Le système des mesures d’accompagnement est bâti sur l’un des fondements de l’économie suisse, à savoir les relations entre partenaires sociaux. La place prépondérante des commissions paritaires dans l’exécution des mesures d’accompagnement est justifiée par le fait que les branches couvertes sont des branches sensibles du point de vue de la qualification de la main-d’œuvre, du niveau des salaires et du type de travail soumis à concurrence. Toutefois, en termes de couverture quantitative, ces domaines ne représentent qu’une faible partie des personnes occupées (13%) alors qu’ils comptent pour près de la moitié des contrôles effectués. De plus, l’étude réalisée sur la base de l’enquête suisse sur la structure des salaires a pu établir que les pressions salariales ne se sont pas seulement produites dans les branches considérées comme étant les plus sensibles. Dès lors, il convient de s’interroger sur l’adéquation des priorités fixées et des cibles des mesures d’accompagnement.
En outre, les mesures d’accompagnement évoluent au gré des discussions politiques menées sur la thématique de l’ouverture des marchés et de l’extension à de nouveaux pays de l’accord sur la libre circulation des personnes. Le développement des mesures d’accompagnement n’est pas basé sur des faits établis quant à leur efficacité.
Une communication inadaptée
Les constats en matière d’(in)efficacité des mesures d’accompagnement ou d’absence (ou de présence) de sous-enchère salariale, portés sur la base des données connues à ce jour, ne sont pas justifiés.
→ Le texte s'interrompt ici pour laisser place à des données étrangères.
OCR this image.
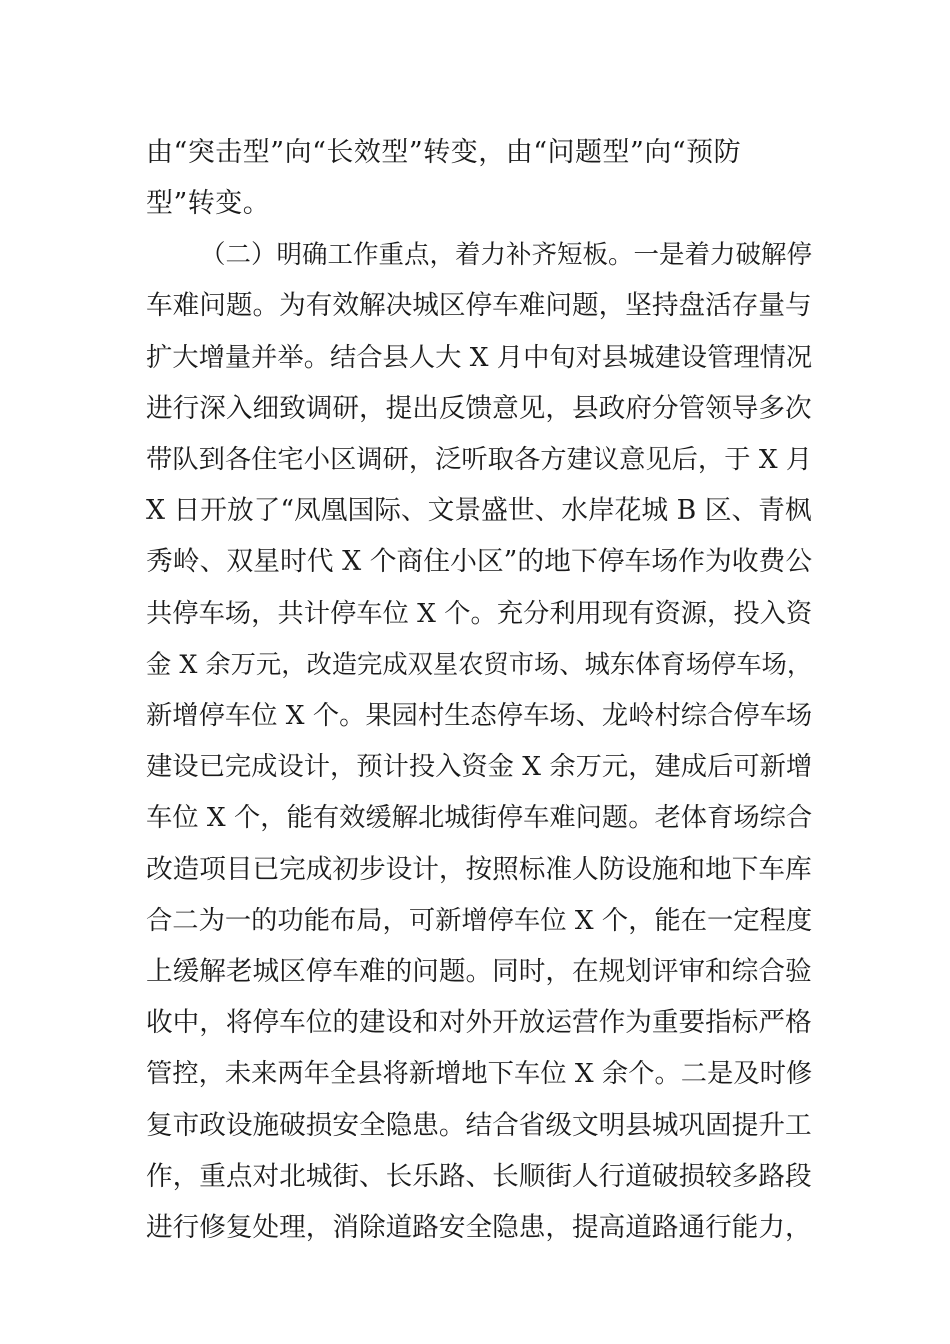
由“突击型”向“长效型”转变，由“问题型”向“预防
型”转变。
（二）明确工作重点，着力补齐短板。一是着力破解停
车难问题。为有效解决城区停车难问题，坚持盘活存量与
扩大增量并举。结合县人大 X 月中旬对县城建设管理情况
进行深入细致调研，提出反馈意见，县政府分管领导多次
带队到各住宅小区调研，泛听取各方建议意见后，于 X 月
X 日开放了“凤凰国际、文景盛世、水岸花城 B 区、青枫
秀岭、双星时代 X 个商住小区”的地下停车场作为收费公
共停车场，共计停车位 X 个。充分利用现有资源，投入资
金 X 余万元，改造完成双星农贸市场、城东体育场停车场，
新增停车位 X 个。果园村生态停车场、龙岭村综合停车场
建设已完成设计，预计投入资金 X 余万元，建成后可新增
车位 X 个，能有效缓解北城街停车难问题。老体育场综合
改造项目已完成初步设计，按照标准人防设施和地下车库
合二为一的功能布局，可新增停车位 X 个，能在一定程度
上缓解老城区停车难的问题。同时，在规划评审和综合验
收中，将停车位的建设和对外开放运营作为重要指标严格
管控，未来两年全县将新增地下车位 X 余个。二是及时修
复市政设施破损安全隐患。结合省级文明县城巩固提升工
作，重点对北城街、长乐路、长顺街人行道破损较多路段
进行修复处理，消除道路安全隐患，提高道路通行能力，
Ils conduisent à transmettre une image de la mise en œuvre qui n’est pas celle de la réalité.
En effet, toute conclusion, qui se fonde actuellement sur des données incomplètes et peu fiables, ainsi que sur des moyennes nationales, n’a aucun sens dès lors que la libre circulation des personnes se manifeste différemment selon les régions et que les cantons appliquent par ailleurs les mesures d’accompagnement de manière très différenciée.